Questa funzione del Monarca di collegamento tra il divino e l'umano, presente nelle religioni pre-cristiane, è mantenuta dal Cristianesimo: "Indubbiamente il Cristianesimo ad incominciare dal nome di Cristo            - che vuol dire l'Unto, il Re - e dal vanto della sua discendenza dal Re Davide, venne a costituire una riaffermazione del valore della regalità in opposizione alla mera funzione sacerdotale distaccatasi da quella regale ed anche se volle appoggiare l'accento sul fine ultimo, ossia sulla regalità che nasce e si sviluppa nelle anime, non venne certamente esclusa l'azione mediatrice esercitata dal Cristo come presenza mistica che tuttavia può anzi deve trovare il suo punto d'appoggio su chi lo rappresenti - ed azione mediatrice nei confronti del cosmo" (8).

Così nel Medioevo alcuni teologi considerarono l'unzione regale come un sacramento; richiamandosi alla figura biblica di Melchisedek si parlò di "religio regalis" e di "sacramentum fidelitatis".

Esamineremo in seguito che cosa significa, alla luce della dottrina cattolica, l'espressione "Re per Grazia di Dio", per ora basti dire che: "In tempi non lontani il 'per grazia di Dio', la sovranità di diritto divino non implicò, nei sudditi, considerazioni teologiche specifiche; essa valeva, per così dire, in termini esistenziali, corrispondeva ap­punto al disegno di un punto superiore di riferimento, punto che viene assolutamente meno quando il Re è tale unicamente per 'volontà della nazione' o dei 'popolo'. D'altra parte, solo in quel presupposto potevano svilupparsi, nei sudditi, nel segno del lealismo, quelle disposizioni, quelle forme di comportamento e di costume di un superiore valore etico..." (9). 
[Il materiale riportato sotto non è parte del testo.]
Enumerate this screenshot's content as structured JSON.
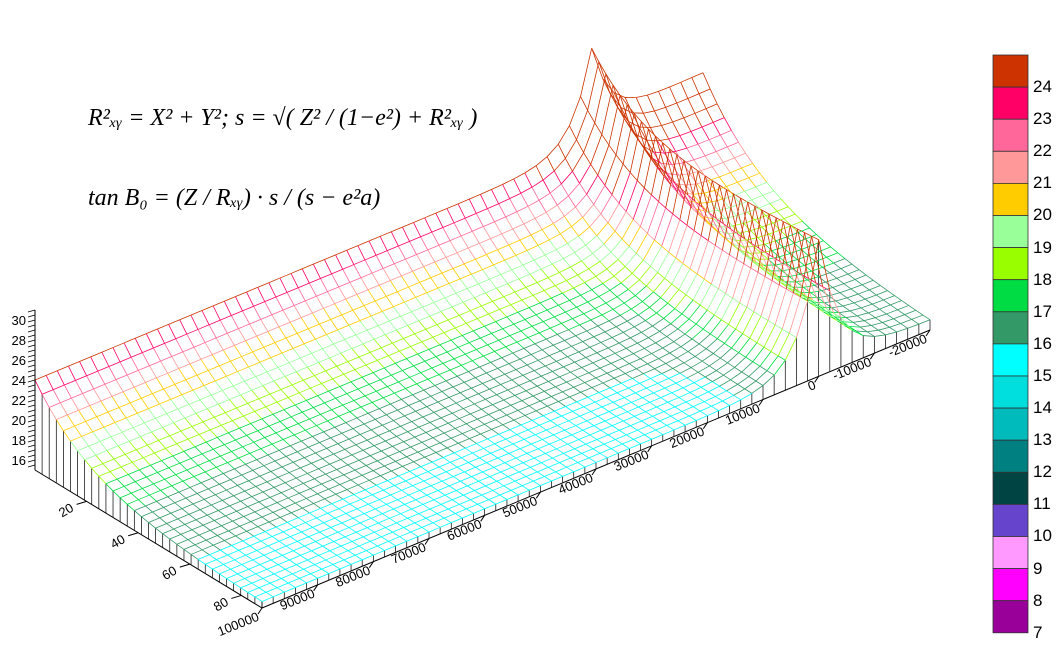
{
  "chart_data": {
    "type": "surface3d",
    "x_axis": {
      "range": [
        100000,
        -20000
      ],
      "ticks": [
        "100000",
        "90000",
        "80000",
        "70000",
        "60000",
        "50000",
        "40000",
        "30000",
        "20000",
        "10000",
        "0",
        "-10000",
        "-20000"
      ]
    },
    "y_axis": {
      "range": [
        0,
        88
      ],
      "ticks": [
        "20",
        "40",
        "60",
        "80"
      ]
    },
    "z_axis": {
      "range": [
        15,
        31
      ],
      "ticks": [
        "16",
        "18",
        "20",
        "22",
        "24",
        "26",
        "28",
        "30"
      ]
    },
    "surface_description_values": {
      "z_at_y0_x100000": 24,
      "z_at_y88_x100000": 15.7,
      "spike_x": 0,
      "spike_peak_z_back": 34,
      "spike_peak_z_front": 28.6
    },
    "colorbar": {
      "labels": [
        "24",
        "23",
        "22",
        "21",
        "20",
        "19",
        "18",
        "17",
        "16",
        "15",
        "14",
        "13",
        "12",
        "11",
        "10",
        "9",
        "8",
        "7"
      ],
      "colors": [
        "#CC3300",
        "#FF0066",
        "#FF6699",
        "#FF9999",
        "#FFCC00",
        "#99FF99",
        "#99FF00",
        "#00DD44",
        "#339966",
        "#00FFFF",
        "#00DDDD",
        "#00BBBB",
        "#008080",
        "#004444",
        "#6644CC",
        "#FF99FF",
        "#FF00FF",
        "#990099"
      ]
    },
    "annotations": [
      "R²ₓᵧ = X² + Y²; s = √( Z² / (1−e²) + R²ₓᵧ )",
      "tan B₀ = (Z / Rₓᵧ) · s / (s − e²a)"
    ]
  }
}
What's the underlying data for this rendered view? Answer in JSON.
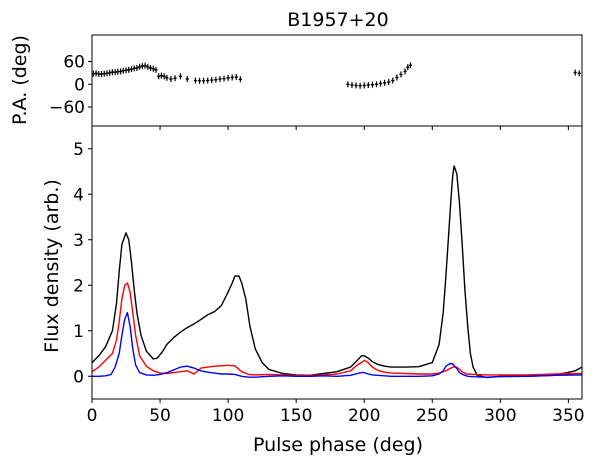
{
  "chart_data": [
    {
      "type": "scatter",
      "panel": "top",
      "title": "B1957+20",
      "xlabel": "",
      "ylabel": "P.A. (deg)",
      "xlim": [
        0,
        360
      ],
      "ylim": [
        -110,
        130
      ],
      "yticks": [
        -60,
        0,
        60
      ],
      "ytick_labels": [
        "−60",
        "0",
        "60"
      ],
      "color": "#000000",
      "series": [
        {
          "x": [
            1,
            3,
            5,
            7,
            9,
            11,
            13,
            15,
            17,
            19,
            21,
            23,
            25,
            27,
            29,
            31,
            33,
            35,
            37,
            39,
            41,
            43,
            45,
            47,
            49,
            51,
            53,
            55,
            58,
            61,
            65,
            70,
            76,
            79,
            82,
            85,
            88,
            91,
            94,
            97,
            100,
            103,
            106,
            109,
            188,
            191,
            194,
            197,
            200,
            203,
            206,
            209,
            212,
            215,
            218,
            221,
            224,
            227,
            230,
            232,
            234,
            355,
            358
          ],
          "y": [
            28,
            29,
            27,
            27,
            28,
            29,
            30,
            32,
            32,
            33,
            34,
            36,
            37,
            38,
            40,
            42,
            43,
            46,
            48,
            49,
            46,
            43,
            41,
            38,
            21,
            23,
            21,
            17,
            14,
            16,
            21,
            14,
            10,
            9,
            9,
            10,
            11,
            12,
            14,
            15,
            17,
            18,
            19,
            13,
            0,
            -2,
            -3,
            -4,
            -3,
            -2,
            -1,
            0,
            2,
            4,
            6,
            10,
            18,
            26,
            34,
            45,
            50,
            31,
            29
          ]
        }
      ]
    },
    {
      "type": "line",
      "panel": "bottom",
      "xlabel": "Pulse phase (deg)",
      "ylabel": "Flux density (arb.)",
      "xlim": [
        0,
        360
      ],
      "ylim": [
        -0.5,
        5.5
      ],
      "xticks": [
        0,
        50,
        100,
        150,
        200,
        250,
        300,
        350
      ],
      "yticks": [
        0,
        1,
        2,
        3,
        4,
        5
      ],
      "series": [
        {
          "color": "#000000",
          "x": [
            0,
            5,
            10,
            15,
            18,
            20,
            22,
            25,
            27,
            29,
            31,
            33,
            36,
            40,
            45,
            48,
            52,
            55,
            60,
            65,
            70,
            75,
            80,
            85,
            90,
            95,
            100,
            103,
            105,
            108,
            110,
            113,
            116,
            120,
            125,
            130,
            140,
            150,
            160,
            170,
            180,
            190,
            195,
            198,
            200,
            203,
            206,
            210,
            215,
            220,
            230,
            240,
            250,
            255,
            258,
            260,
            262,
            264,
            265,
            266,
            268,
            270,
            272,
            274,
            276,
            278,
            280,
            283,
            290,
            300,
            320,
            340,
            355,
            360
          ],
          "y": [
            0.3,
            0.45,
            0.65,
            1.0,
            1.6,
            2.3,
            2.9,
            3.15,
            3.0,
            2.5,
            1.9,
            1.4,
            0.9,
            0.55,
            0.38,
            0.4,
            0.55,
            0.7,
            0.85,
            0.97,
            1.07,
            1.15,
            1.25,
            1.35,
            1.42,
            1.55,
            1.85,
            2.05,
            2.2,
            2.2,
            2.05,
            1.7,
            1.1,
            0.6,
            0.3,
            0.15,
            0.06,
            0.03,
            0.02,
            0.06,
            0.1,
            0.2,
            0.35,
            0.45,
            0.45,
            0.4,
            0.32,
            0.26,
            0.22,
            0.2,
            0.2,
            0.21,
            0.3,
            0.7,
            1.4,
            2.2,
            3.1,
            4.0,
            4.4,
            4.62,
            4.45,
            3.8,
            2.9,
            1.9,
            1.1,
            0.5,
            0.2,
            0.02,
            -0.03,
            0.0,
            0.0,
            0.02,
            0.12,
            0.2
          ]
        },
        {
          "color": "#ff0000",
          "x": [
            0,
            5,
            10,
            15,
            18,
            20,
            22,
            24,
            26,
            28,
            30,
            32,
            35,
            40,
            45,
            50,
            55,
            60,
            65,
            70,
            75,
            80,
            85,
            90,
            95,
            100,
            105,
            110,
            115,
            120,
            130,
            140,
            150,
            160,
            170,
            180,
            190,
            195,
            198,
            200,
            203,
            206,
            210,
            215,
            220,
            230,
            240,
            250,
            255,
            260,
            265,
            268,
            270,
            272,
            275,
            280,
            290,
            300,
            320,
            340,
            360
          ],
          "y": [
            0.1,
            0.2,
            0.35,
            0.5,
            0.8,
            1.2,
            1.7,
            2.0,
            2.05,
            1.85,
            1.4,
            0.9,
            0.45,
            0.22,
            0.12,
            0.07,
            0.06,
            0.08,
            0.1,
            0.12,
            0.05,
            0.18,
            0.2,
            0.22,
            0.23,
            0.24,
            0.23,
            0.1,
            0.04,
            0.03,
            0.04,
            0.03,
            0.02,
            0.02,
            0.03,
            0.05,
            0.12,
            0.25,
            0.3,
            0.35,
            0.3,
            0.2,
            0.13,
            0.09,
            0.07,
            0.06,
            0.05,
            0.05,
            0.07,
            0.12,
            0.2,
            0.2,
            0.15,
            0.1,
            0.05,
            0.04,
            0.03,
            0.03,
            0.03,
            0.05,
            0.06
          ]
        },
        {
          "color": "#0000ff",
          "x": [
            0,
            5,
            10,
            14,
            17,
            20,
            22,
            24,
            26,
            28,
            30,
            32,
            35,
            40,
            45,
            50,
            55,
            60,
            65,
            70,
            75,
            80,
            85,
            90,
            95,
            100,
            105,
            110,
            115,
            120,
            130,
            140,
            150,
            160,
            170,
            180,
            190,
            195,
            198,
            200,
            203,
            206,
            210,
            220,
            230,
            240,
            250,
            255,
            258,
            260,
            263,
            265,
            268,
            270,
            273,
            276,
            280,
            290,
            300,
            320,
            340,
            360
          ],
          "y": [
            0.0,
            0.0,
            0.01,
            0.04,
            0.2,
            0.5,
            0.9,
            1.25,
            1.4,
            1.1,
            0.6,
            0.25,
            0.08,
            0.03,
            0.02,
            0.04,
            0.08,
            0.14,
            0.2,
            0.22,
            0.18,
            0.12,
            0.09,
            0.07,
            0.05,
            0.05,
            0.04,
            0.0,
            -0.02,
            -0.02,
            0.0,
            0.01,
            0.0,
            0.0,
            0.01,
            0.0,
            0.02,
            0.06,
            0.08,
            0.08,
            0.05,
            0.03,
            0.02,
            0.0,
            0.0,
            0.0,
            0.01,
            0.05,
            0.12,
            0.22,
            0.28,
            0.27,
            0.17,
            0.08,
            0.03,
            0.0,
            -0.01,
            -0.02,
            -0.01,
            0.0,
            0.02,
            0.03
          ]
        }
      ]
    }
  ]
}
Sia chiaro fin d'ora che se si distrugge la nozione di "diritto divino" si distrugge la giustificazione più alta della Monarchia. Non a caso la "Grazia di Dio" è ancora oggi invocata da, credo, tutte le monarchie.
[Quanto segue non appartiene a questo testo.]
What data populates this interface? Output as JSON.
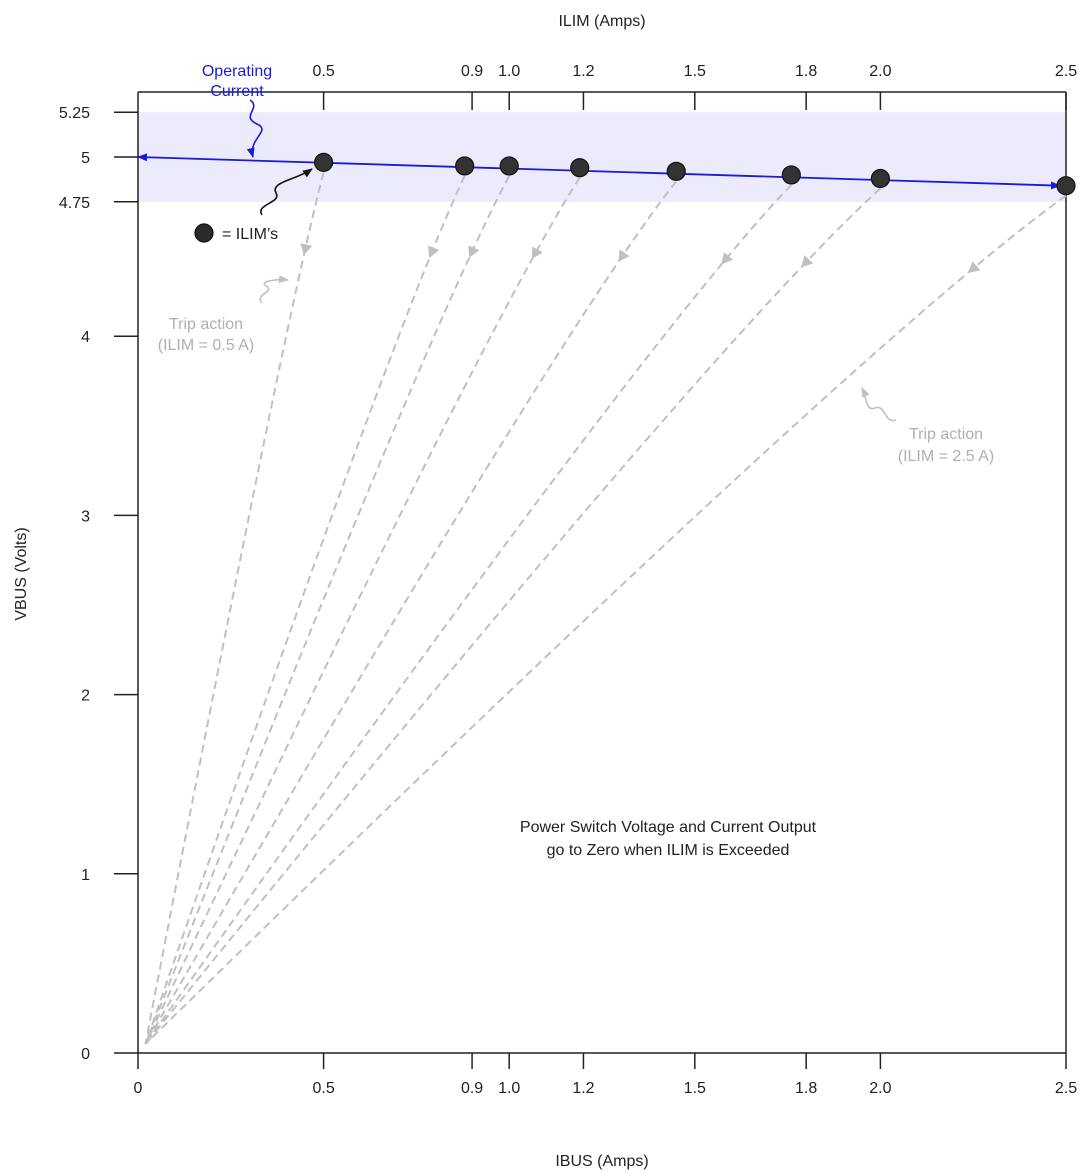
{
  "chart_data": {
    "type": "line",
    "top_axis_title": "ILIM (Amps)",
    "xlabel": "IBUS (Amps)",
    "ylabel": "VBUS (Volts)",
    "xlim": [
      0,
      2.5
    ],
    "ylim": [
      0,
      5.25
    ],
    "x_ticks": [
      "0",
      "0.5",
      "0.9",
      "1.0",
      "1.2",
      "1.5",
      "1.8",
      "2.0",
      "2.5"
    ],
    "x_tick_values": [
      0,
      0.5,
      0.9,
      1.0,
      1.2,
      1.5,
      1.8,
      2.0,
      2.5
    ],
    "top_ticks": [
      "0.5",
      "0.9",
      "1.0",
      "1.2",
      "1.5",
      "1.8",
      "2.0",
      "2.5"
    ],
    "top_tick_values": [
      0.5,
      0.9,
      1.0,
      1.2,
      1.5,
      1.8,
      2.0,
      2.5
    ],
    "y_ticks": [
      "0",
      "1",
      "2",
      "3",
      "4",
      "4.75",
      "5",
      "5.25"
    ],
    "y_tick_values": [
      0,
      1,
      2,
      3,
      4,
      4.75,
      5,
      5.25
    ],
    "operating_band": [
      4.75,
      5.25
    ],
    "operating_line": {
      "x": [
        0,
        2.5
      ],
      "y": [
        5.0,
        4.84
      ]
    },
    "ilim_points": {
      "x": [
        0.5,
        0.88,
        1.0,
        1.19,
        1.45,
        1.76,
        2.0,
        2.5
      ],
      "y": [
        4.97,
        4.95,
        4.95,
        4.94,
        4.92,
        4.9,
        4.88,
        4.84
      ]
    },
    "trip_action_endpoint": {
      "x": 0.02,
      "y": 0.05
    },
    "colors": {
      "operating_line": "#1a1adb",
      "band": "#ebebfc",
      "trip_lines": "#c0c0c0",
      "points": "#333333"
    }
  },
  "annotations": {
    "operating_current_line1": "Operating",
    "operating_current_line2": "Current",
    "legend_marker_label": "= ILIM’s",
    "trip_left_line1": "Trip action",
    "trip_left_line2": "(ILIM = 0.5 A)",
    "trip_right_line1": "Trip action",
    "trip_right_line2": "(ILIM = 2.5 A)",
    "note_line1": "Power Switch Voltage and Current Output",
    "note_line2": "go to Zero when ILIM is Exceeded"
  }
}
Tutto ciò comporta una mistica della Monarchia, che il popolo, ove sia libero dalla corruzione delle ideologie, desidera e sente pro­fondamente. Sempre Evola ha scritto parole definitive sul senso di "servire il Re", "combattere per il proprio Re" e sul significato paro­distico e declassato che tali espressioni assumono quando devono essere riferite ad un presidente in cui non si potrà mai riconoscere altro che un "funzionario", un "borghese" (10).
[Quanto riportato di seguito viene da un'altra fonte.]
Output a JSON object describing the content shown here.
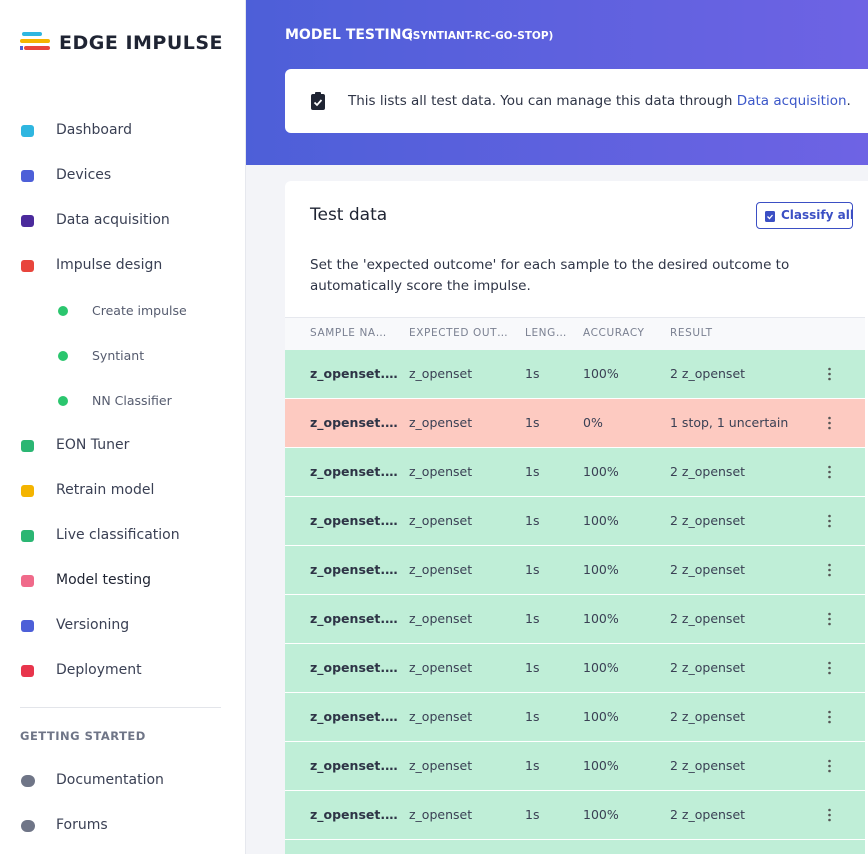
{
  "sidebar": {
    "brand": "EDGE IMPULSE",
    "nav": [
      {
        "label": "Dashboard"
      },
      {
        "label": "Devices"
      },
      {
        "label": "Data acquisition"
      },
      {
        "label": "Impulse design",
        "children": [
          "Create impulse",
          "Syntiant",
          "NN Classifier"
        ]
      },
      {
        "label": "EON Tuner"
      },
      {
        "label": "Retrain model"
      },
      {
        "label": "Live classification"
      },
      {
        "label": "Model testing"
      },
      {
        "label": "Versioning"
      },
      {
        "label": "Deployment"
      }
    ],
    "section": "GETTING STARTED",
    "links": [
      "Documentation",
      "Forums"
    ]
  },
  "header": {
    "title": "MODEL TESTING",
    "project": "(SYNTIANT-RC-GO-STOP)"
  },
  "notice": {
    "text": "This lists all test data. You can manage this data through ",
    "link": "Data acquisition",
    "end": "."
  },
  "panel": {
    "title": "Test data",
    "button": "Classify all",
    "description": "Set the 'expected outcome' for each sample to the desired outcome to automatically score the impulse."
  },
  "table": {
    "columns": [
      "SAMPLE NA…",
      "EXPECTED OUT…",
      "LENG…",
      "ACCURACY",
      "RESULT"
    ],
    "rows": [
      {
        "cells": [
          "z_openset.…",
          "z_openset",
          "1s",
          "100%",
          "2 z_openset"
        ],
        "color": "#bfeed7"
      },
      {
        "cells": [
          "z_openset.…",
          "z_openset",
          "1s",
          "0%",
          "1 stop, 1 uncertain"
        ],
        "color": "#fdcac1"
      },
      {
        "cells": [
          "z_openset.…",
          "z_openset",
          "1s",
          "100%",
          "2 z_openset"
        ],
        "color": "#bfeed7"
      },
      {
        "cells": [
          "z_openset.…",
          "z_openset",
          "1s",
          "100%",
          "2 z_openset"
        ],
        "color": "#bfeed7"
      },
      {
        "cells": [
          "z_openset.…",
          "z_openset",
          "1s",
          "100%",
          "2 z_openset"
        ],
        "color": "#bfeed7"
      },
      {
        "cells": [
          "z_openset.…",
          "z_openset",
          "1s",
          "100%",
          "2 z_openset"
        ],
        "color": "#bfeed7"
      },
      {
        "cells": [
          "z_openset.…",
          "z_openset",
          "1s",
          "100%",
          "2 z_openset"
        ],
        "color": "#bfeed7"
      },
      {
        "cells": [
          "z_openset.…",
          "z_openset",
          "1s",
          "100%",
          "2 z_openset"
        ],
        "color": "#bfeed7"
      },
      {
        "cells": [
          "z_openset.…",
          "z_openset",
          "1s",
          "100%",
          "2 z_openset"
        ],
        "color": "#bfeed7"
      },
      {
        "cells": [
          "z_openset.…",
          "z_openset",
          "1s",
          "100%",
          "2 z_openset"
        ],
        "color": "#bfeed7"
      }
    ]
  }
}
Questo mistico collegamento tra Re e popolo richiede una ascesi e una liturgia della potenza, in cui hanno parte sia quella bonomia e naturale semplicità che era propria dei sovrani medioevali sia, quan­do necessario, tutta la pompa e il "pathos della distanza" che devono dare il senso della sacralità del potere regale. Ciò ha ben compreso la Monarchia britannica, così popolare proprio perché assolutamente anti-populista; ciò non comprendono coloro che confondono la po­po
larità con l'umiltà ostentata, l'imborghesimento e l'abbandono de­magogico dello sfarzo nelle cerimonie.

 

6)        In Citazioni sulla Monarchia, ed. Thule.1978, p. 13.

7)        In Sull'antico simbolo della regalità, in Monarchia, anno I, f. 1, aprile 1956 p. 55.

8)        Ibidem, p. 57.

9)        Op. cit, p. 13.

10)      In Significato e funzione della Monarchia, in appendice a K. Loewenstein, La Monarchia nello stato moderno, ed. Volpe, 1969, pp. 184-5.